Marine mammal rescue and its accompanying data-sifting are critically important because the well-being of the dolphins is related to the health of the ocean and its impact on humans, Moore notes. What’s more, the ocean data her team gathers is shared with the National Oceanic and Atmospheric Administration, which is charged with making fishery management decisions.
Photo by Michael Cuoco
“It’s not just about the conservation and protection of marine mammals, but about the fish species that [NOAA is] tasked with managing as well,” she says. “It’s part of a bigger picture of ocean health and I think we’re one piece of the puzzle that’s really important.”
The work would not be possible without the army of some 350 trained volunteers, like Cuoco, who respond to strandings along the 700 miles of coastline from Plymouth, throughout the Cape and across to the Rhode Island border.

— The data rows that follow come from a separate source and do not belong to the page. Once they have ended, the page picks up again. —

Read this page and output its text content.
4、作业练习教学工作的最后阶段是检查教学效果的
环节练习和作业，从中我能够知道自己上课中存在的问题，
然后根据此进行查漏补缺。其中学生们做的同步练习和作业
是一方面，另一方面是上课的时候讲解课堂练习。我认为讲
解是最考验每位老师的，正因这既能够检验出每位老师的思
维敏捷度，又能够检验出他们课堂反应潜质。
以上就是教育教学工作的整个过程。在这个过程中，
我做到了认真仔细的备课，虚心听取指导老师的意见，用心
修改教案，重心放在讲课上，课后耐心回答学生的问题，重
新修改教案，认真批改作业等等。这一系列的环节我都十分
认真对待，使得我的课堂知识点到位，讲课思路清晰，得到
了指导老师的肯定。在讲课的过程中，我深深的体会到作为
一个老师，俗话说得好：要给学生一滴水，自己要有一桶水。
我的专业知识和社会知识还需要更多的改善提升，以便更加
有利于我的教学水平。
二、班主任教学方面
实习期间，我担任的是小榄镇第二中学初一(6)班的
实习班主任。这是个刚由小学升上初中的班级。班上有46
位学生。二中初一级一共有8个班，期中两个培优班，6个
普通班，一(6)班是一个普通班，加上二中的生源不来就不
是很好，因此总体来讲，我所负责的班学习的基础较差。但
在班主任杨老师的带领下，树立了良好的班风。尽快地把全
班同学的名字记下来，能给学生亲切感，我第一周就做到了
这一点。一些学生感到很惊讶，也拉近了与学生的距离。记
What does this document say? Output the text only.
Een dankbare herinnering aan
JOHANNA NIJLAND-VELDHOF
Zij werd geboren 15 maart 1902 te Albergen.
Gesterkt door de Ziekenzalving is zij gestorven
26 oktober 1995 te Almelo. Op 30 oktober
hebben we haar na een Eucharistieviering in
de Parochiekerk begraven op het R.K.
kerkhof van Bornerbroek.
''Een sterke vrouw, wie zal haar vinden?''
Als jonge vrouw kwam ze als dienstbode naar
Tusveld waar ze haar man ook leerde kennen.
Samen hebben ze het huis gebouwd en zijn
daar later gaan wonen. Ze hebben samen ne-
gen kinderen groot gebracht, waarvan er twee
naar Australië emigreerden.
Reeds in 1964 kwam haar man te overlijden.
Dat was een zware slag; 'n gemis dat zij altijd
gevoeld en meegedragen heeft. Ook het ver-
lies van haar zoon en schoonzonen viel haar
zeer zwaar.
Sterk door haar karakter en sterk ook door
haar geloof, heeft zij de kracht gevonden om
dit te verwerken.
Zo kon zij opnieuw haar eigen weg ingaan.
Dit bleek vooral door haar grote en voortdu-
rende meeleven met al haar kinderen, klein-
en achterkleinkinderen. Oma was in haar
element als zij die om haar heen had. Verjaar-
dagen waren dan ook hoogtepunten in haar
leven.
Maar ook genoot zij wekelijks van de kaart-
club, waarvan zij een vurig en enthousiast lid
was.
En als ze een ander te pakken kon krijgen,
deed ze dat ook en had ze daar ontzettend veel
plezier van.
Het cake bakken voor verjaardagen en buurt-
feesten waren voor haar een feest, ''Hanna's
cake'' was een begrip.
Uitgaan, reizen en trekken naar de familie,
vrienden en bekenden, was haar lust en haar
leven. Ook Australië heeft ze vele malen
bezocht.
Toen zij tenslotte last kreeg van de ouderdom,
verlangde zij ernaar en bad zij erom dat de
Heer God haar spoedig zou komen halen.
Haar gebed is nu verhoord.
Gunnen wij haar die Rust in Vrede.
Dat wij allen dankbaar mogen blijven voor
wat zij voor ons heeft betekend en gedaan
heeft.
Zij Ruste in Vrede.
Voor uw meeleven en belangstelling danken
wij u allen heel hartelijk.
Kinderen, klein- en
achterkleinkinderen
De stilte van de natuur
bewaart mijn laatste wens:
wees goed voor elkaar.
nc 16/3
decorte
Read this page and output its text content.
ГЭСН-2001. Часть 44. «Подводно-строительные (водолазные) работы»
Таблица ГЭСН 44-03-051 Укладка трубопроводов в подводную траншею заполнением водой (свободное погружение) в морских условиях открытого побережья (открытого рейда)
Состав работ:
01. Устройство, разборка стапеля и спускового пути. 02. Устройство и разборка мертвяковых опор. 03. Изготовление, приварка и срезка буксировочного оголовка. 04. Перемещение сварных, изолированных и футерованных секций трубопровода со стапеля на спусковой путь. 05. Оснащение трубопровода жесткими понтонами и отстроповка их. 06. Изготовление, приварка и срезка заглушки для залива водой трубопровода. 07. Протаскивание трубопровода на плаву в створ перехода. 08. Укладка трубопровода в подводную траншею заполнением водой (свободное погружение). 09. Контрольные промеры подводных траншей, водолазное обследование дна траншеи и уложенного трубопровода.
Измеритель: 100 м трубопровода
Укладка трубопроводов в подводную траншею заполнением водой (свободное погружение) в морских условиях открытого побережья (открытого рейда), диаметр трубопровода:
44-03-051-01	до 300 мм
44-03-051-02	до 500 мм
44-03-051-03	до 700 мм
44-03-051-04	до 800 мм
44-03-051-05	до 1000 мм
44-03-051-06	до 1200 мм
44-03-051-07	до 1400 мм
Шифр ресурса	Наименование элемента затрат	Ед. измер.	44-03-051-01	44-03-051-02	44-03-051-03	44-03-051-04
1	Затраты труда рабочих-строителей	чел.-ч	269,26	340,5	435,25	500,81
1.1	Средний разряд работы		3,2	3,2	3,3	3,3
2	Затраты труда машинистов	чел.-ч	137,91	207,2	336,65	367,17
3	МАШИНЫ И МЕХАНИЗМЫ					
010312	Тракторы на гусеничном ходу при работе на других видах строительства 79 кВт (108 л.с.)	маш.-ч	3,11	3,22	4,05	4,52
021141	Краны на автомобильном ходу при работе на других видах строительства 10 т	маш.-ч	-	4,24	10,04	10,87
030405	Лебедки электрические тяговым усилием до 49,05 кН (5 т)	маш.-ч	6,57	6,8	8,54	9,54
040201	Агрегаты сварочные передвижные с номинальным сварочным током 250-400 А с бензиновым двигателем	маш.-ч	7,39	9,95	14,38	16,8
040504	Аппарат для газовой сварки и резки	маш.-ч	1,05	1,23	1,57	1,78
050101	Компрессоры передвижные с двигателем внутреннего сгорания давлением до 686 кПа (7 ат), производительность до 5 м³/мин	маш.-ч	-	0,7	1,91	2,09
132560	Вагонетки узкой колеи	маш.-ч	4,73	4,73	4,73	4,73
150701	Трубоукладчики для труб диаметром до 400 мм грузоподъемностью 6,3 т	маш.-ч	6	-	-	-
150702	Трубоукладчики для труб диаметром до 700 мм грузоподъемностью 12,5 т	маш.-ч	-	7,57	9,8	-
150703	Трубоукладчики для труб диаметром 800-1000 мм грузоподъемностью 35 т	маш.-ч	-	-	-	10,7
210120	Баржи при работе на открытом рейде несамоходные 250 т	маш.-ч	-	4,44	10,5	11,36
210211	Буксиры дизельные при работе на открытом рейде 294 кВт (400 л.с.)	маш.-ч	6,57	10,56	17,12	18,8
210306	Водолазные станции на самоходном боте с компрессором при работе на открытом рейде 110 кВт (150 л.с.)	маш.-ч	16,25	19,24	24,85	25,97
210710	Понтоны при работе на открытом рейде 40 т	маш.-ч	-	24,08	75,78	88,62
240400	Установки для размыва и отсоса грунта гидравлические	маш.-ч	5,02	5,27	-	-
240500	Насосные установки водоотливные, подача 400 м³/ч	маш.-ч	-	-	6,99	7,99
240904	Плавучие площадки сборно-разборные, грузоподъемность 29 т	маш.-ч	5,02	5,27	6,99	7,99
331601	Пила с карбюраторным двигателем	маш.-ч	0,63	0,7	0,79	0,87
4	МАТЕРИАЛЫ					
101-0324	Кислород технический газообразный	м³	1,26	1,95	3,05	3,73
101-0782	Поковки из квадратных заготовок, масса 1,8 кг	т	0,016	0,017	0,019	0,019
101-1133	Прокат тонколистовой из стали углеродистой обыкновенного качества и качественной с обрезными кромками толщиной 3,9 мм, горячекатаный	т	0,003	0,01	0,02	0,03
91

Their efforts are invaluable and greatly contributed to the successful release of 76 percent of the live dolphins that stranded, Moore says.
“It’s not a pretty co-existence [between mammals and humans] going back many years,” says Plaut, a first responder from Wellfleet who previously ran the Nantucket Marine Mammal Stranding Team. “If we can do a little something now, I feel really good about that.”
The hours are long, and the work is taxing, back breaking and at times grueling. Some days, members of IFAW’s team are relieved by colleagues from marine organizations as far away as Virginia. But most days local people, including numerous volunteers, spend hours slogging through mud carrying stretchers bearing 250-pound dolphins. The day can start with a morning stranding bayside in Brewster and end after dark with a release in open waters off Herring Cove Beach in Provincetown.
But the reward can be big. On Valentine’s Day, 11 dolphins stranded near Chequessett Neck in Wellfleet and 10 survived. Rescuers decided to wait for the tide to come in and try to herd the survivors back out rather than move the dolphins on stretchers across mud to a trailer nearly a mile away, then set them free in outer waters. Volunteer Holly Kuhn, who is also a Bourne firefighter, was there that day and waded in with the creatures as the tide rolled in.
“Once they did start swimming, we had 10 dolphins swimming around us,” Kuhn recounts. “They were like little kids. They were more relaxed at that point. . .One of them started swimming off in the wrong direction and Katie started chasing him like a little kid.”
“The change in behavior was remarkable because the dolphins went from being stressed out and stuck in the mud, and as they became buoyant again they started letting out these chirps,” she says. “It was a complete change in behavior and mood.” It was a scene deserving of a snapshot.